Conventionally, electrons are twisted using a special lattice: as they pass through it, the particles acquire a screw shape. However, this method is only viable with slower electrons. In accelerators, electrons move significantly faster than in regular conditions, which makes it impossible to “twist” them via conventional methods. To do this, the lattice’s grating period would have to be smaller than an atom – and this can’t be achieved due to fundamental physical and technological limitations.
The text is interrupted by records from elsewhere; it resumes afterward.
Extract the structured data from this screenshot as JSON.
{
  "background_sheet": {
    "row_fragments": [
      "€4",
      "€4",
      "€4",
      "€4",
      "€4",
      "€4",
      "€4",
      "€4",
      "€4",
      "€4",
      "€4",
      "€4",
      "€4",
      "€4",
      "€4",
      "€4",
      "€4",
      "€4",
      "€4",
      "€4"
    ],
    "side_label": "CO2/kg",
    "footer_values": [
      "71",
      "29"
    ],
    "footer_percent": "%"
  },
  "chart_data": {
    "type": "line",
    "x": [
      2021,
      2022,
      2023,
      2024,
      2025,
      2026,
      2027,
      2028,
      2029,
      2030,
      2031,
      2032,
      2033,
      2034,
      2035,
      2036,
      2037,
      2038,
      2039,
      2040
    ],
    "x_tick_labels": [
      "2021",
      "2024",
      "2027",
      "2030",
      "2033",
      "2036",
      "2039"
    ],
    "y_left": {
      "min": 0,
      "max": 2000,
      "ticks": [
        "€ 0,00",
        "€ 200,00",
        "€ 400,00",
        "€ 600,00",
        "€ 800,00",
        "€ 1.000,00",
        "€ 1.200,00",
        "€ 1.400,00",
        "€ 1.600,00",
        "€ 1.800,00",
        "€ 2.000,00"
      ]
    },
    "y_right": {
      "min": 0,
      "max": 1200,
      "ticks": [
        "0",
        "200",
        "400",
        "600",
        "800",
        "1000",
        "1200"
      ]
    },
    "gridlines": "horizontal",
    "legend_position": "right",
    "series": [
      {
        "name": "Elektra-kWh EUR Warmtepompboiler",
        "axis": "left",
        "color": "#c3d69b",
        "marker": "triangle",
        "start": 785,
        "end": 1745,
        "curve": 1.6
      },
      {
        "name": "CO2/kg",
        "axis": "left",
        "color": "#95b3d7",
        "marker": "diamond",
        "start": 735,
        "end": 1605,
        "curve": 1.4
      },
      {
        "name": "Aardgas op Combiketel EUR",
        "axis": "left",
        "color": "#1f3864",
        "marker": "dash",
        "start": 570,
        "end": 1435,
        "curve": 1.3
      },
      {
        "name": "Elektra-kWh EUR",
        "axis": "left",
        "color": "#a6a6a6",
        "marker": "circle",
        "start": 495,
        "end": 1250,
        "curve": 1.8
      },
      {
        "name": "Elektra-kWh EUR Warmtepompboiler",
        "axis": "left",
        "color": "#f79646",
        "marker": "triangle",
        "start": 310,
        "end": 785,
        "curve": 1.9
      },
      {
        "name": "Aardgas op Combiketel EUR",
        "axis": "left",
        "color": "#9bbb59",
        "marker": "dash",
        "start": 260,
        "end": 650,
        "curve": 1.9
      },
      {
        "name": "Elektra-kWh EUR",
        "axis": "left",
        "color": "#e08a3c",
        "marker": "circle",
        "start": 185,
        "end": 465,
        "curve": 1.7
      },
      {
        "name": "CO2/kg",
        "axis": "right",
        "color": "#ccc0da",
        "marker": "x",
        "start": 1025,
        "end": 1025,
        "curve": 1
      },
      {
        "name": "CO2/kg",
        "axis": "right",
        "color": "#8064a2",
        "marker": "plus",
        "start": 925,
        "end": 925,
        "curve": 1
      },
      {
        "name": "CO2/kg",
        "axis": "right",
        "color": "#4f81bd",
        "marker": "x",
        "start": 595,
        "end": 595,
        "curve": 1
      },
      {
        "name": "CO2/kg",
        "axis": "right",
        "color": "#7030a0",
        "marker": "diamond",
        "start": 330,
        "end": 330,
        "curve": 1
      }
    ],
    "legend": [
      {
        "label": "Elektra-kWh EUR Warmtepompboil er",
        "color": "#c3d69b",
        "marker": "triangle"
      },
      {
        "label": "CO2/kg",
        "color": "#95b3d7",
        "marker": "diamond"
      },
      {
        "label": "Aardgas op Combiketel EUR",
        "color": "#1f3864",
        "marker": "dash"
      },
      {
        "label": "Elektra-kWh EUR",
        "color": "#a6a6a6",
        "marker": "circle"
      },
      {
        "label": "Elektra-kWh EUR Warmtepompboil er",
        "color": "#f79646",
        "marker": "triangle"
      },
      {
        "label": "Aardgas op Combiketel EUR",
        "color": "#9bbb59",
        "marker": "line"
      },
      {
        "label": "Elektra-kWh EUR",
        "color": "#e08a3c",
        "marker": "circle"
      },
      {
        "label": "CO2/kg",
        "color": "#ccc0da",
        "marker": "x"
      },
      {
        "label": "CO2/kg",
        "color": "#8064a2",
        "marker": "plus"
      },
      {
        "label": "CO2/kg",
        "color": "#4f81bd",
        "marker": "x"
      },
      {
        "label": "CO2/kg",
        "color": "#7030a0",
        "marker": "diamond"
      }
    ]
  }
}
Physicists at ITMO have suggested a method of twisting electrons that would simultaneously “herd” them into a collider. First, a laser beam passes the photon-twisting lattice; next, the twisted photons pass through crystals and turn infrared. Then, the photons “hit” a metal plate, “hammering” the electrons – which have now acquired their twists – into a collider. According to the team’s calculations, the method will be functional in any conditions: in the ideal scenario, when atoms are situated on the laser beam’s axis and the twist is “passed directly” with the same value; and in real conditions, when the twist is passed “with a margin of error” to several atoms scattered in an area.

“When we talk about a twisted electron, we imply a single particle. However, that’s only in theory – in reality, we observe a beam of such particles. And in order to track the properties of each of them with high precision, we have to “launch” the smallest possible number of electrons into the collider. Otherwise, they will interact with each other and lose their “individual” properties – and as a result, we’ll get the same classic system. However, the size of beams – the number of electrons in them – can be regulated by increasing or decreasing the laser beam’s intensity. The size of individual atoms can be regulated via the wavelength. That’s why such experiments have to be conducted with small currents, so that electrons enter the collider one by one and maintain extra weak interaction,” explains Master’s student Ilya Pavlov, one of the paper’s authors.

Ilya Pavlov. Photo courtesy of the subject

Ilya Pavlov. Photo courtesy of the subject

Experiments with twisted electrons will provide more insight into how protons and neutrons are “assembled” within the nucleus of an atom and how they interact with other particles. Additionally, the researchers believe that the new data obtained during the experiments will bring them closer to understanding the nature of quarks.

Right now, the scientists’ main goal is to test the new method in practice. Their colleagues from the Joint Institute for Nuclear Research in Dubna are working on an installation for the experiment: they are installing a lattice on a laser, connecting it to a collider, and establishing a system of “connections” between them. The twisted electrons are slated to be “launched” into the collider by the beginning of 2025. Moreover, the researchers are planning to continue their theoretical work: the advanced model will take into account the effect of the lattice on photons and the energy transfer that occurs not only from light to electrons, but from light to atom nuclei. This way, the model will become more precise and closer to real-world conditions.

This Russian Science Foundation-supported project is conducted by a team of scientists headed by Dmitry Karlovets, DSc, leading researcher at ITMO’s Faculty of Physics, comprising Alisa Chaikovskaya, DSc, and Ilya Pavlov, a Master’s student at ITMO.